What about the absence of the protective role of P21 in P21- and MRL mice?  Are they more cancer prone? “DNA damage is a hallmark of cancer, and regeneration in the healer mice and p21 knockout mice features an increase in DNA damage in the dividing cells at the blastema. — The link between regeneration and cancer notwithstanding, the researchers who originally created the p21 knockout mice haven’t found any evidence that the lack of a p21 gene leads to increased rates of cancer. — Along with the cell proliferation and DNA damage in the heightened regeneration, there’s an increased rate of apoptosis, which kills off cells too severely damaged to be repaired, —  “The combined effects of an increase in highly regenerative cells and apoptosis may allow the cells of these organisms to divide rapidly without going out of control and becoming cancerous,” Heber-Katz (an author of the study) said. “In fact, it is similar to what is seen in mammalian embryos, where p21 also happens to be inactive after DNA damage. The down regulation of p21 promotes the induced pluripotent state in mammalian cells, highlighting a correlation between stem cells, tissue regeneration, and the cell cycle(ref).”

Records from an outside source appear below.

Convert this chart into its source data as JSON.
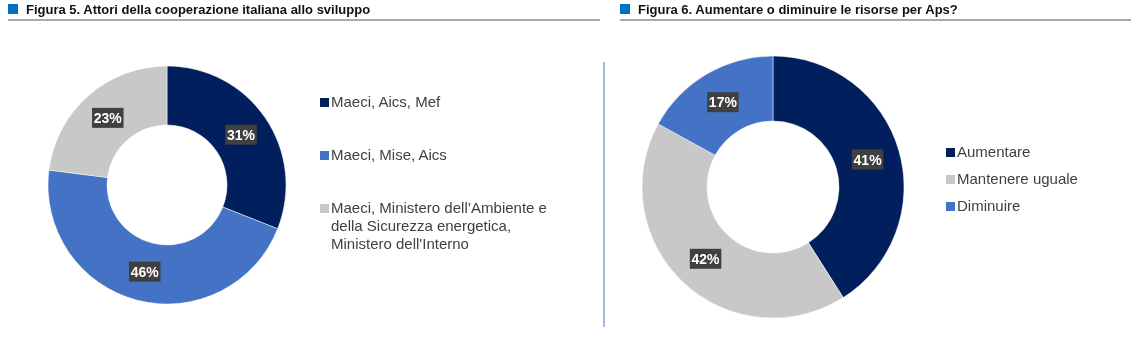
{
  "chart_data": [
    {
      "type": "donut",
      "title": "Figura 5. Attori della cooperazione italiana allo sviluppo",
      "categories": [
        "Maeci, Aics, Mef",
        "Maeci, Mise, Aics",
        "Maeci, Ministero dell’Ambiente e della Sicurezza energetica, Ministero dell'Interno"
      ],
      "values": [
        31,
        46,
        23
      ],
      "value_labels": [
        "31%",
        "46%",
        "23%"
      ],
      "colors": [
        "#001f5c",
        "#4472c4",
        "#c8c8c8"
      ],
      "legend": "right"
    },
    {
      "type": "donut",
      "title": "Figura 6. Aumentare o diminuire le risorse per Aps?",
      "categories": [
        "Aumentare",
        "Mantenere uguale",
        "Diminuire"
      ],
      "values": [
        41,
        42,
        17
      ],
      "value_labels": [
        "41%",
        "42%",
        "17%"
      ],
      "colors": [
        "#001f5c",
        "#c8c8c8",
        "#4472c4"
      ],
      "legend": "right"
    }
  ]
}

The line of research was conducted in the Wistar Institute in the laboratory of Dr. Ellen Heber-Katz.  Dr. Heber Katz has been involved in highly related research since the 1990s.  In fact they accidentally discovered the regenerative capability of MRL mice back in the mid 90s when they punched holes in the ears of some of these animals to identify them, a standard laboratory procedure.  In normal mice the holes stay permanently open.  In the MRL mice the holes healed closed without a trace.  This set Dr. Katz and her group off on a chain of discoveries based on working with normal and super-healer mice.  In 1998 the group reported on multiple regions in 5 chromosomes connected with wound healing.  The latest discovery is that reported here(ref).The hope is that it may ultimately be possible to regenerate damaged or missing organs, possibly even fingers or limbs in human beings through temporary inactivation of P21. “If humans can be induced to heal like these healer mice, it would be possible to repair skin wounds without scarring, and to induce regrowth of cartilage. Internal healing could be improved, including that of damage from heart attacks, as a 2001 study in PNAS said(ref).”  Spinal cord tissue injury is another potential area of application.

On a personal note, I have been concerned about loss of nerve connections in two fingers and spinal cord tissue damage.  See my posts Nerve regeneration and Spinal cord injury pain – a personal story and a new paradigm.  And I have been looking forward to the still far-off days when these parts of me can be regenerated.  I believe the current research about P21 moves us a step further up the long ladder leading to practical regenerative medicine.